Among policy matters raised, the RFI seeks comment on how to best target the remaining funds to achieve the goals of the Recovery Act. Commenters proposing a more targeted approach are asked to quantify the impact of their proposal based on metrics such as the number of end users or community anchor institutions connecting to service, the number of new jobs created, and the projected increase in broadband adoption rates. The RFI asks whether to focus second round funding on projects that create "comprehensive communities" by installing high capacity middle mile facilities between anchor institutions that bring essential health, medical, and educational services to citizens. The RFI also invites input on various other issues, including whether the definition of "remote area," which is used to determine grant eligibility under BIP, is too restrictive, how the agencies can best ensure that investments are cost effective, and ways the programs might impact regional economic development and stability.

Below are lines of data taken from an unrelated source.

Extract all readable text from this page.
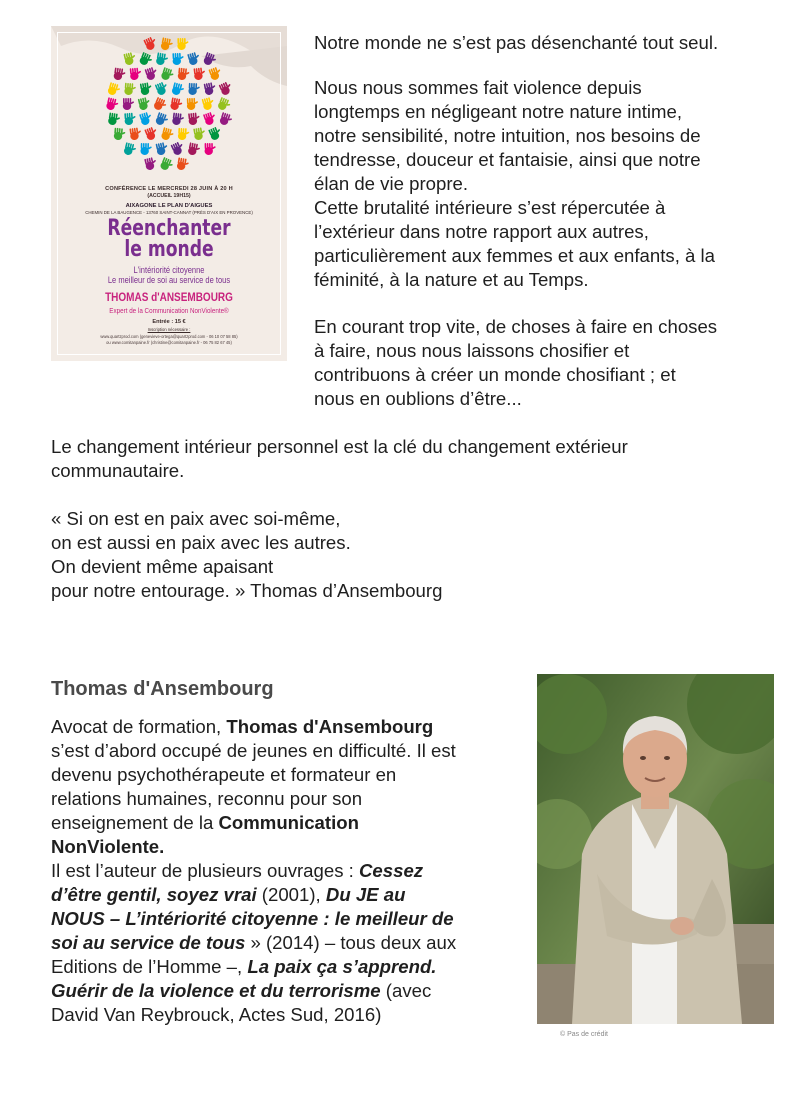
CONFÉRENCE LE MERCREDI 28 JUIN À 20 H
(ACCUEIL 19H15)
AIXAGONE LE PLAN D'AIGUES
CHEMIN DE LA BAUGENCE - 13760 SAINT-CANNAT (PRÈS D'AIX EN PROVENCE)
Réenchanter
le monde
L'intériorité citoyenne
Le meilleur de soi au service de tous
THOMAS d'ANSEMBOURG
Expert de la Communication NonViolente®
Entrée : 15 €
Inscription nécessaire :
www.quartzprod.com (genevieve-ortega@quartzprod.com - 06 10 07 58 85)
ou www.comitanpaine.fr (christine@comitanpaine.fr - 06 75 82 67 45)

Notre monde ne s’est pas désenchanté tout seul.

Nous nous sommes fait violence depuis
longtemps en négligeant notre nature intime,
notre sensibilité, notre intuition, nos besoins de
tendresse, douceur et fantaisie, ainsi que notre
élan de vie propre.
Cette brutalité intérieure s’est répercutée à
l’extérieur dans notre rapport aux autres,
particulièrement aux femmes et aux enfants, à la
féminité, à la nature et au Temps.
En courant trop vite, de choses à faire en choses
à faire, nous nous laissons chosifier et
contribuons à créer un monde chosifiant ; et
nous en oublions d’être...
Le changement intérieur personnel est la clé du changement extérieur
communautaire.
« Si on est en paix avec soi-même,
on est aussi en paix avec les autres.
On devient même apaisant
pour notre entourage. » Thomas d’Ansembourg
Thomas d'Ansembourg
Avocat de formation, Thomas d'Ansembourg
s’est d’abord occupé de jeunes en difficulté. Il est
devenu psychothérapeute et formateur en
relations humaines, reconnu pour son
enseignement de la Communication
NonViolente.
Il est l’auteur de plusieurs ouvrages : Cessez
d’être gentil, soyez vrai (2001), Du JE au
NOUS – L’intériorité citoyenne : le meilleur de
soi au service de tous » (2014) – tous deux aux
Editions de l’Homme –, La paix ça s’apprend.
Guérir de la violence et du terrorisme (avec
David Van Reybrouck, Actes Sud, 2016)
© Pas de crédit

RUS and NTIA will utilize the feedback received in response to the RFI to set the rules for the second funding round, which the agencies expect to announce through a Notice of Funds Availability early next year.

The American Recovery and Reinvestment Act provided a total of $7.2 billion to NTIA and RUS to fund projects that will expand access to and adoption of broadband services. Of that funding, NTIA will utilize $4.7 billion for grants to deploy broadband infrastructure in unserved and underserved areas in the United States, expand public computer center capacity, and encourage sustainable adoption of broadband service. RUS will use $2.5 billion in budget authority to support grants and loans to facilitate broadband deployment in primarily rural communities.